Search code examples
eventssaslaglead

SAS: Marking next and previous observations with conflicts


I want to create dummies in SAS. My plan is, everytime AnnouncementDate ne . I want to make a variable called event=2 and the next one also (event=2) as well as the five previous observations 1 And all this flagged if the Previous 5 observations and the day after the announcement date are not empty. and in a by class (by stock for example)

output data

date announcementdate event conflict
1115 . . .
2115 . . .
3115 . . .
4115 . . .
5115 . . .
6115 . 1 .
7115 . 1 .
8115 . 1 .
9115 . 1 .
10115 . 1 .
11115 1115 2 .
12115 . 2 .
13115 . .
14115 . 1 .
16115 . 1 .
17115 . 1 .
18115 . 1 .
19115 . 1 .
20115 20115 2 
21115 . 1 Y
21115 . 1 Y
22115 22115 2 Y
23115 . 2 Y
24115 . .
25115 . .

If this now switches to the next stock, it should start over and not take the previous observations into account.

My current code does a lead term as I merge just the event column with firstobs=2. Anyways this 5x lag bothers me as well as the conflict when there are observations before.

data want1 ; set have;;
if announcementdate ne . then event=0;
run;

data want2; merge want1 (firstobs=2) want1 (keep=event rename= (event=event2)); 
if event2=0 then event=0; 
if event2=0 then event=event2;
run;

Thankful for any input!


Solution

  • My approach to this is to first parse the dataset to work out what the ranges would be, using _n_ as the indicator (rather than the id).
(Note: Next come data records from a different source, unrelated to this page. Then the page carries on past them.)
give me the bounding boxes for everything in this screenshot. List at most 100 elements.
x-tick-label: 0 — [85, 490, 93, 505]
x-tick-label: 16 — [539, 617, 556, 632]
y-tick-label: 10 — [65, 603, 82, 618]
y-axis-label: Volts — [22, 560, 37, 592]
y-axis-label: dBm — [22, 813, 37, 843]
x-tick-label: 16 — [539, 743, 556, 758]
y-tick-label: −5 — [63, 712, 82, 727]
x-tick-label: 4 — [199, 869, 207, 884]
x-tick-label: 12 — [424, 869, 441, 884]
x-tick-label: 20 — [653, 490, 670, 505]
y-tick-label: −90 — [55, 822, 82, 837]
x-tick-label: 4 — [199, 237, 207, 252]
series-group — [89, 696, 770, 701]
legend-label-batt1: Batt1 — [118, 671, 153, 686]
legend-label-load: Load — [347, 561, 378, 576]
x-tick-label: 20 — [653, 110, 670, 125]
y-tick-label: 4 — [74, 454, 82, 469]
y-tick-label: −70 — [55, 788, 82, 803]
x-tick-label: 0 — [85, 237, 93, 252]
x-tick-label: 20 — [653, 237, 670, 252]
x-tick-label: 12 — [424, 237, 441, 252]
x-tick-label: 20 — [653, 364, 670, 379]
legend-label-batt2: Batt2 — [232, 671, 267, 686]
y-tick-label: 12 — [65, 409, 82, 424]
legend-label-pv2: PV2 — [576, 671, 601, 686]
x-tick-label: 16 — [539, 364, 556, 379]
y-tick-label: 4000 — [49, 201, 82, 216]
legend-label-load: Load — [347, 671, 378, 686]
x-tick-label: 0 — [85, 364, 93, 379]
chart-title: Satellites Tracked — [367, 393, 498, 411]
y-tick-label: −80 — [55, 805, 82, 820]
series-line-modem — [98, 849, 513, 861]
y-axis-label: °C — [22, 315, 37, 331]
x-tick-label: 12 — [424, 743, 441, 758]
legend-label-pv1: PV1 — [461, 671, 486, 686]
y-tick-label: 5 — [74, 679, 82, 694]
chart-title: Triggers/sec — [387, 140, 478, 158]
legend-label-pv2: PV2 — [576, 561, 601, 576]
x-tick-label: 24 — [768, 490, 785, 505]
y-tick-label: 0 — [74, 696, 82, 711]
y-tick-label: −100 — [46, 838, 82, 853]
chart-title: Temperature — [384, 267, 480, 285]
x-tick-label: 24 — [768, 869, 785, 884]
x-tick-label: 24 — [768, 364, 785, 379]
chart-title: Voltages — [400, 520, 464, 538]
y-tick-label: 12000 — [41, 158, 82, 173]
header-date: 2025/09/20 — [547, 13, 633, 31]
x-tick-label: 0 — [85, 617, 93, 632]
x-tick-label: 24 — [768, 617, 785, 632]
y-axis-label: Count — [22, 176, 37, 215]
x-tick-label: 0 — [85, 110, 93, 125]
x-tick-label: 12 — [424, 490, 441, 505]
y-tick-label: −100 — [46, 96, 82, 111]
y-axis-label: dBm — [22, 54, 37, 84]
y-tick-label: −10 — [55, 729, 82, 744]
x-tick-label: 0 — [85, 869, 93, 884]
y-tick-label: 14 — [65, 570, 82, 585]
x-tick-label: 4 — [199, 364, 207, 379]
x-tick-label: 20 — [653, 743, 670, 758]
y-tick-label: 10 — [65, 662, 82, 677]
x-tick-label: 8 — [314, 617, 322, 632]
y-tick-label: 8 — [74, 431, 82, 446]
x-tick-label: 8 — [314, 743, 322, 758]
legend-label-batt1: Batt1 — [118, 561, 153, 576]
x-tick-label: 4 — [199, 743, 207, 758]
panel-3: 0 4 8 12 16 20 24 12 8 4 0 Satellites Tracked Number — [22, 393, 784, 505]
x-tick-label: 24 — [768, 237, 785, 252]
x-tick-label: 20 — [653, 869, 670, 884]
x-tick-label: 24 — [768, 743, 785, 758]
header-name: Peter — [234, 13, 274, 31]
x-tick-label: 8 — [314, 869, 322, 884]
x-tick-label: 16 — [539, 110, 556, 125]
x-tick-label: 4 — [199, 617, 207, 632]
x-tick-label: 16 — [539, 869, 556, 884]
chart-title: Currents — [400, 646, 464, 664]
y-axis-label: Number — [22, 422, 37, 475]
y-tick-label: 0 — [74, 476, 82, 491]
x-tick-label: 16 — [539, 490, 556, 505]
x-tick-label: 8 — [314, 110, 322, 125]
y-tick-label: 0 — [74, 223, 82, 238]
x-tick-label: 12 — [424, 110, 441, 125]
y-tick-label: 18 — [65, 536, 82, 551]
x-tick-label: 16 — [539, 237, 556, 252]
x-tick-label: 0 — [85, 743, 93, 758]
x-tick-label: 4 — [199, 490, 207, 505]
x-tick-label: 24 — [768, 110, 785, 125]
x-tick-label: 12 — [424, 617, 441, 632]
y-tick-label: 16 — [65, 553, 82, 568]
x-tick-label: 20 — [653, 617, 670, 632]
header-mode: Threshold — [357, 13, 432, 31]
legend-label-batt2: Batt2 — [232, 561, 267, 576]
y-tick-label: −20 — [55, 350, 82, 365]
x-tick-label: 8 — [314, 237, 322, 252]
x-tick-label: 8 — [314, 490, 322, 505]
Then you can build a simple start-end range and use that to build a format (well, two, one for 1 and one for 2).

    Then, parse that dataset with a look-ahead merge (to grab the next value of start) and see if a conflict exists; then use your logic to define another format for conflict markers. My example includes logic for this; it may or may not match your exact needs though, so you might have to think a bit more about this logic and modify this some as it's fairly specific.

    Then you just apply the format using _n_ as the input. Make sure the original dataset doesn't get sorted, of course.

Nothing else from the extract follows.